Uma pesquisa inédita mostra que a maioria dos brasileiros vê negativamente influenciadores, artistas e atletas que divulgam casas de apostas, e relata aumento de descrédito entre faixas de maior escolaridade e renda.
O estudo realizado pela organização inglesa More in Common em parceria com o instituto Ipsos-Ipec indica que 51% dos entrevistados têm uma visão negativa de figuras públicas que anunciam bets, 19% têm opinião neutra, 9% positiva e 21% não souberam ou não responderam. A pesquisa ouviu 2.000 pessoas a partir de 16 anos, em 130 municípios, entre 4 e 8 de julho; a margem de erro é de dois pontos percentuais.
Em pergunta aberta, 22% dos que manifestaram opinião negativa classificaram esses influenciadores como “irresponsáveis”, “egoístas”, “manipuladores” ou sem ética; 17% disseram que representam má influência e exploram as pessoas; 8% afirmaram que agem em benefício próprio; e 4% afirmaram que deixaram de seguir esses profissionais, que deveriam ser punidos ou que a publicidade deveria ser proibida.

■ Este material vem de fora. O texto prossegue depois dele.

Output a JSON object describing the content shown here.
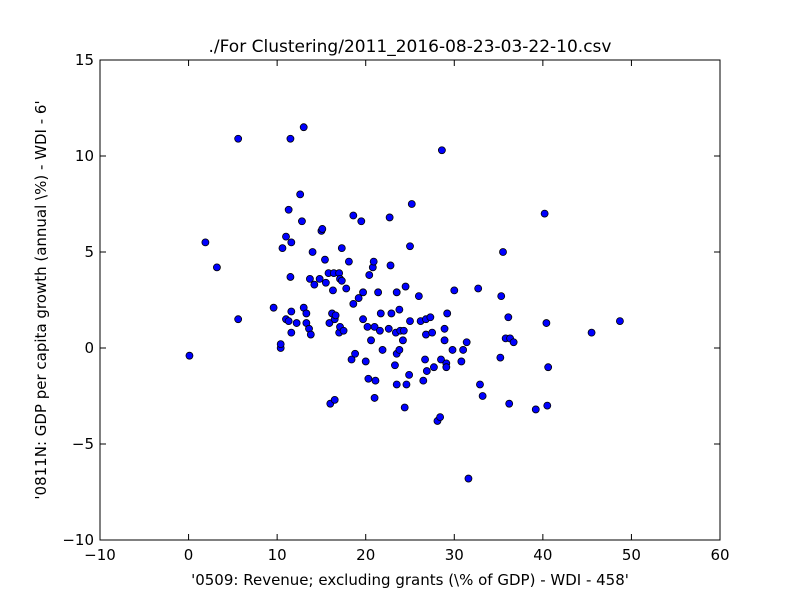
{
  "chart_data": {
    "type": "scatter",
    "title": "./For Clustering/2011_2016-08-23-03-22-10.csv",
    "xlabel": "'0509: Revenue; excluding grants  (\\% of GDP) - WDI - 458'",
    "ylabel": "'0811N: GDP per capita growth  (annual \\%) - WDI - 6'",
    "xlim": [
      -10,
      60
    ],
    "ylim": [
      -10,
      15
    ],
    "xticks": [
      -10,
      0,
      10,
      20,
      30,
      40,
      50,
      60
    ],
    "yticks": [
      -10,
      -5,
      0,
      5,
      10,
      15
    ],
    "xtick_labels": [
      "−10",
      "0",
      "10",
      "20",
      "30",
      "40",
      "50",
      "60"
    ],
    "ytick_labels": [
      "−10",
      "−5",
      "0",
      "5",
      "10",
      "15"
    ],
    "grid": false,
    "marker_color": "#0000ff",
    "marker_edge_color": "#000000",
    "points": [
      {
        "x": 0.1,
        "y": -0.4
      },
      {
        "x": 1.9,
        "y": 5.5
      },
      {
        "x": 3.2,
        "y": 4.2
      },
      {
        "x": 5.6,
        "y": 10.9
      },
      {
        "x": 5.6,
        "y": 1.5
      },
      {
        "x": 9.6,
        "y": 2.1
      },
      {
        "x": 10.4,
        "y": 0.0
      },
      {
        "x": 10.4,
        "y": 0.2
      },
      {
        "x": 10.6,
        "y": 5.2
      },
      {
        "x": 11.0,
        "y": 5.8
      },
      {
        "x": 11.0,
        "y": 1.5
      },
      {
        "x": 11.3,
        "y": 1.4
      },
      {
        "x": 11.3,
        "y": 7.2
      },
      {
        "x": 11.5,
        "y": 10.9
      },
      {
        "x": 11.5,
        "y": 3.7
      },
      {
        "x": 11.6,
        "y": 5.5
      },
      {
        "x": 11.6,
        "y": 1.9
      },
      {
        "x": 11.6,
        "y": 0.8
      },
      {
        "x": 12.2,
        "y": 1.3
      },
      {
        "x": 12.6,
        "y": 8.0
      },
      {
        "x": 12.8,
        "y": 6.6
      },
      {
        "x": 13.0,
        "y": 11.5
      },
      {
        "x": 13.0,
        "y": 2.1
      },
      {
        "x": 13.3,
        "y": 1.3
      },
      {
        "x": 13.3,
        "y": 1.8
      },
      {
        "x": 13.6,
        "y": 1.0
      },
      {
        "x": 13.7,
        "y": 3.6
      },
      {
        "x": 13.8,
        "y": 0.7
      },
      {
        "x": 14.0,
        "y": 5.0
      },
      {
        "x": 14.2,
        "y": 3.3
      },
      {
        "x": 14.8,
        "y": 3.6
      },
      {
        "x": 15.0,
        "y": 6.1
      },
      {
        "x": 15.1,
        "y": 6.2
      },
      {
        "x": 15.4,
        "y": 4.6
      },
      {
        "x": 15.5,
        "y": 3.4
      },
      {
        "x": 15.8,
        "y": 3.9
      },
      {
        "x": 15.9,
        "y": 1.3
      },
      {
        "x": 16.0,
        "y": -2.9
      },
      {
        "x": 16.2,
        "y": 1.8
      },
      {
        "x": 16.3,
        "y": 3.0
      },
      {
        "x": 16.4,
        "y": 3.9
      },
      {
        "x": 16.5,
        "y": -2.7
      },
      {
        "x": 16.5,
        "y": 1.5
      },
      {
        "x": 16.6,
        "y": 1.7
      },
      {
        "x": 17.0,
        "y": 3.9
      },
      {
        "x": 17.0,
        "y": 0.8
      },
      {
        "x": 17.1,
        "y": 3.6
      },
      {
        "x": 17.1,
        "y": 1.1
      },
      {
        "x": 17.3,
        "y": 5.2
      },
      {
        "x": 17.3,
        "y": 3.5
      },
      {
        "x": 17.5,
        "y": 0.9
      },
      {
        "x": 17.8,
        "y": 3.1
      },
      {
        "x": 18.1,
        "y": 4.5
      },
      {
        "x": 18.4,
        "y": -0.6
      },
      {
        "x": 18.6,
        "y": 2.3
      },
      {
        "x": 18.6,
        "y": 6.9
      },
      {
        "x": 18.8,
        "y": -0.3
      },
      {
        "x": 19.2,
        "y": 2.6
      },
      {
        "x": 19.5,
        "y": 6.6
      },
      {
        "x": 19.7,
        "y": 1.5
      },
      {
        "x": 19.7,
        "y": 2.9
      },
      {
        "x": 20.0,
        "y": -0.7
      },
      {
        "x": 20.2,
        "y": 1.1
      },
      {
        "x": 20.3,
        "y": -1.6
      },
      {
        "x": 20.4,
        "y": 3.8
      },
      {
        "x": 20.6,
        "y": 0.4
      },
      {
        "x": 20.8,
        "y": 4.2
      },
      {
        "x": 20.9,
        "y": 4.5
      },
      {
        "x": 21.0,
        "y": 1.1
      },
      {
        "x": 21.0,
        "y": -2.6
      },
      {
        "x": 21.1,
        "y": -1.7
      },
      {
        "x": 21.4,
        "y": 2.9
      },
      {
        "x": 21.6,
        "y": 0.9
      },
      {
        "x": 21.7,
        "y": 1.8
      },
      {
        "x": 21.9,
        "y": -0.1
      },
      {
        "x": 22.6,
        "y": 1.0
      },
      {
        "x": 22.7,
        "y": 6.8
      },
      {
        "x": 22.8,
        "y": 4.3
      },
      {
        "x": 22.9,
        "y": 1.8
      },
      {
        "x": 23.3,
        "y": -0.9
      },
      {
        "x": 23.4,
        "y": 0.8
      },
      {
        "x": 23.5,
        "y": -1.9
      },
      {
        "x": 23.5,
        "y": -0.3
      },
      {
        "x": 23.5,
        "y": 2.9
      },
      {
        "x": 23.8,
        "y": -0.1
      },
      {
        "x": 23.8,
        "y": 2.0
      },
      {
        "x": 23.9,
        "y": 0.9
      },
      {
        "x": 24.2,
        "y": 0.4
      },
      {
        "x": 24.3,
        "y": 0.9
      },
      {
        "x": 24.4,
        "y": -3.1
      },
      {
        "x": 24.5,
        "y": 3.2
      },
      {
        "x": 24.6,
        "y": -1.9
      },
      {
        "x": 24.9,
        "y": -1.4
      },
      {
        "x": 25.0,
        "y": 1.4
      },
      {
        "x": 25.0,
        "y": 5.3
      },
      {
        "x": 25.2,
        "y": 7.5
      },
      {
        "x": 26.0,
        "y": 2.7
      },
      {
        "x": 26.2,
        "y": 1.4
      },
      {
        "x": 26.5,
        "y": -1.7
      },
      {
        "x": 26.7,
        "y": -0.6
      },
      {
        "x": 26.8,
        "y": 0.7
      },
      {
        "x": 26.8,
        "y": 1.5
      },
      {
        "x": 26.9,
        "y": -1.2
      },
      {
        "x": 27.3,
        "y": 1.6
      },
      {
        "x": 27.5,
        "y": 0.8
      },
      {
        "x": 27.7,
        "y": -1.0
      },
      {
        "x": 28.1,
        "y": -3.8
      },
      {
        "x": 28.4,
        "y": -3.6
      },
      {
        "x": 28.5,
        "y": -0.6
      },
      {
        "x": 28.6,
        "y": 10.3
      },
      {
        "x": 28.9,
        "y": 0.4
      },
      {
        "x": 28.9,
        "y": 1.0
      },
      {
        "x": 29.1,
        "y": -0.8
      },
      {
        "x": 29.1,
        "y": -1.0
      },
      {
        "x": 29.2,
        "y": 1.8
      },
      {
        "x": 29.8,
        "y": -0.1
      },
      {
        "x": 30.0,
        "y": 3.0
      },
      {
        "x": 30.8,
        "y": -0.7
      },
      {
        "x": 31.0,
        "y": -0.1
      },
      {
        "x": 31.4,
        "y": 0.3
      },
      {
        "x": 31.6,
        "y": -6.8
      },
      {
        "x": 32.7,
        "y": 3.1
      },
      {
        "x": 32.9,
        "y": -1.9
      },
      {
        "x": 33.2,
        "y": -2.5
      },
      {
        "x": 35.2,
        "y": -0.5
      },
      {
        "x": 35.3,
        "y": 2.7
      },
      {
        "x": 35.5,
        "y": 5.0
      },
      {
        "x": 35.8,
        "y": 0.5
      },
      {
        "x": 36.1,
        "y": 1.6
      },
      {
        "x": 36.2,
        "y": -2.9
      },
      {
        "x": 36.3,
        "y": 0.5
      },
      {
        "x": 36.7,
        "y": 0.3
      },
      {
        "x": 39.2,
        "y": -3.2
      },
      {
        "x": 40.2,
        "y": 7.0
      },
      {
        "x": 40.4,
        "y": 1.3
      },
      {
        "x": 40.5,
        "y": -3.0
      },
      {
        "x": 40.6,
        "y": -1.0
      },
      {
        "x": 45.5,
        "y": 0.8
      },
      {
        "x": 48.7,
        "y": 1.4
      }
    ]
  }
}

Em um questionamento com respostas fechadas, 40% declararam que não confiam ou passaram a confiar menos em famosos que fazem propaganda de apostas; 53% disseram que a confiança não mudou; 4% passaram a confiar mais; e 4% não souberam ou não responderam. A perda de confiança é maior entre quem tem ensino superior (48%) e entre quem ganha acima de cinco salários mínimos (46%).

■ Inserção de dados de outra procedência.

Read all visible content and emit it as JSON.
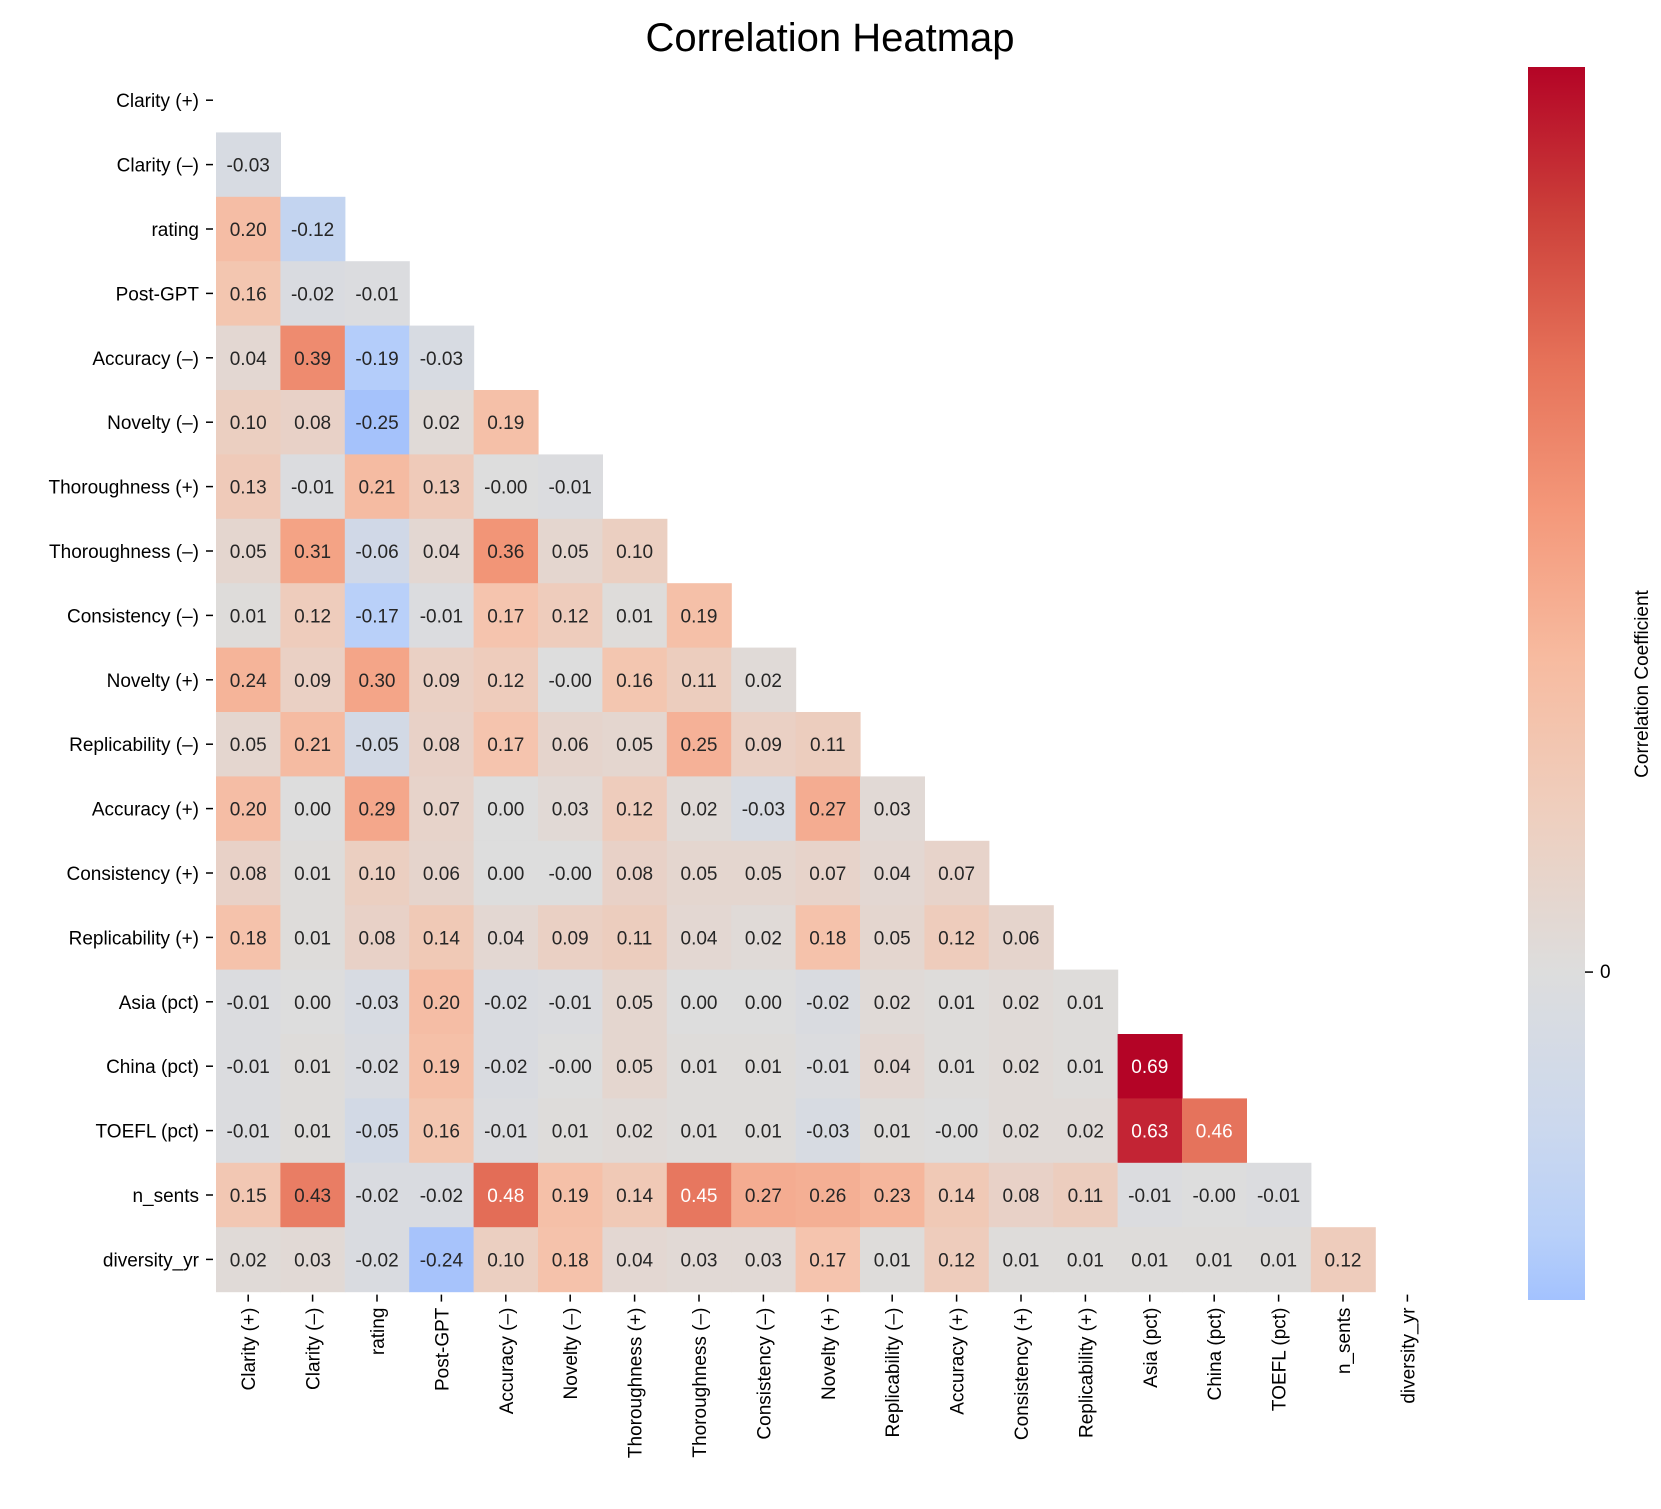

Pablo Ortellado, diretor-executivo da More in Common no Brasil, afirma que a publicidade gera receita imediata, mas pode corroer a reputação junto ao público que sustenta a capacidade de monetização do influenciador. Em relatório de 2024, o Itaú estimou os gastos do setor de apostas com marketing entre R$ 5,8 bilhões e R$ 8,8 bilhões; segundo Ortellado, esses valores devem ser maiores em 2026, com crescimento de patrocínios na televisão.
O presidente da Associação Nacional de Jogos e Loterias (ANJL), Plínio Lemos Jorge, disse que é necessário distinguir influenciadores que promovem operadores autorizados pelo Ministério da Fazenda daqueles que divulgam plataformas ilegais, apontando que o mercado ilegal costuma descumprir normas e expõe riscos.
O Instituto Brasileiro de Jogo Responsável (IBJR) não respondeu ao pedido de comentário.
Caso judicial: apostador processou influenciadores
O cabeleireiro Isaac Pinto de Andrade, de 43 anos, morador de Campinas, afirmou que desenvolveu transtorno de jogo após perdas superiores a R$ 100 mil e entrou com ação em junho contra três empresas de intermediação ligadas a plataformas de apostas e contra as influenciadoras Virginia Fonseca, Deolane Bezerra e o influenciador Carlinhos Maia. Andrade disse: “Destruíram minha vida”.
O juiz Bruno Gonçalves Mauro Terra, da 5ª Vara Cível de Campinas, extinguiu a ação em relação a duas das empresas e aos três influenciadores sem análise do mérito, alegando que as intermediadoras prestaram serviços financeiros sem relação contratual direta com o autor e que os influenciadores limitaram-se à veiculação de conteúdos nas redes sociais. O pedido de justiça gratuita foi negado pelo magistrado.
A ação segue em relação a uma das empresas indicadas e a decisão pode ser objeto de recurso ao Tribunal de Justiça de São Paulo. As assessorias de Virginia e Deolane disseram que não vão comentar; a defesa de Carlinhos Maia afirmou que a decisão reforça a ausência de fundamento jurídico para responsabilizá‑lo e que acompanhará o processo.
Medidas regulatórias e debate público
Em julho, o governo federal aprovou novas regras que exigem mensagens de advertência em propagandas de empresas autorizadas, semelhantes às de cigarros, bebidas alcoólicas e medicamentos; proibiram apresentar apostas como investimento ou ganho fácil, vedaram criação de senso de urgência e o uso de comentaristas, especialistas ou influenciadores para induzir apostas.
Além disso, ao menos cinco capitais e dois estados apresentaram medidas para restringir publicidade de bets: Belo Horizonte e Rio de Janeiro (capital) e o Rio Grande do Sul têm legislações aprovadas; São Paulo (capital), Recife, Florianópolis e o estado do Paraná têm projetos aguardando votação, segundo levantamento da Folha de S.Paulo.
More in Common foi criada em 2016 e costuma pesquisar polarização política; segundo Ortellado, a oposição às apostas reúne apoio amplo entre eleitores de diferentes orientações políticas, o que, na visão do pesquisador, abre espaço para endurecimento de regras sobre publicidade de casas de apostas.